If the start of the subject text can not be matched against any known rule, it will return a position of -1 and a nil Rule.
type StatesSpec ¶
StatesSpec is a container for Lexer rule specifications, and can be compiled into a full state machine.
func (StatesSpec) Compile ¶
func (m StatesSpec) Compile() (States, error)

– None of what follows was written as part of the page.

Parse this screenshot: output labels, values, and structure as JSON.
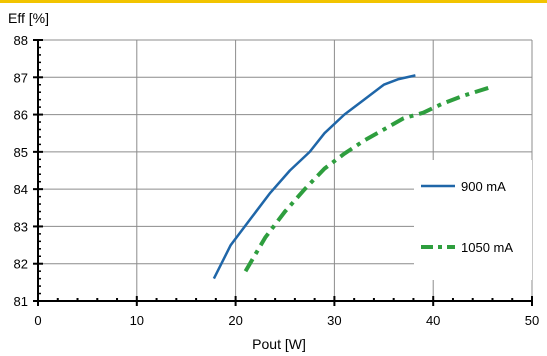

Compile compiles the specified states into a complete State machine, returning an error if any state fails to compile for any reason.
func (StatesSpec) Get ¶
func (m StatesSpec) Get(name string) State
func (StatesSpec) MustCompile ¶
func (m StatesSpec) MustCompile() States
MustCompile is a helper method that compiles the State specification, panicing on error.
type Token ¶
Token represents one item of parsed output, containing the parsed value and its detected type.
type Tokenizer ¶
type Tokenizer interface { // Tokenize reads from the given input and emits tokens to the output // channel. Will end on any error from the reader, including io.EOF to // signify the end of input. Tokenize(*bufio.Reader, func(Token) error) error // Format behaves exactly as Tokenize, except it also formats the output. Format(*bufio.Reader, func(Token) error) error // AcceptsFilename returns true if this Lexer thinks it is suitable for // the given filename. An error will be returned iff an invalid filename // pattern is registered by the Lexer. AcceptsFilename(name string) (bool, error) // AcceptsMediaType returns true if this Lexer thinks it is suitable for // the given meda (MIME) type. An error wil be returned iff the given mime // type is invalid. AcceptsMediaType(name string) (bool, error) // ListMediaTypes lists the media types this Tokenizer advertises support // for, e.g. ["application/json"] ListMediaTypes() []string // ListFilenames lists the filename patterns this Tokenizer advertises // support for, e.g. ["*.json"] ListFilenames() []string }
Tokenizer represents a type capable of tokenizing data from an input source.
func GetTokenizer ¶
GetTokenizer returns the Tokenizer of the given name.
func GetTokenizerForContentType ¶
GetTokenizerForContentType returns a Tokenizer for the given content type (e.g. "text/html" or "application/json"), or nil if one is not found.
func GetTokenizerForFilename ¶
GetTokenizerForFilename returns a Tokenizer for the given filename (e.g. "index.html" or "jasons.json"), or nil if one is not found.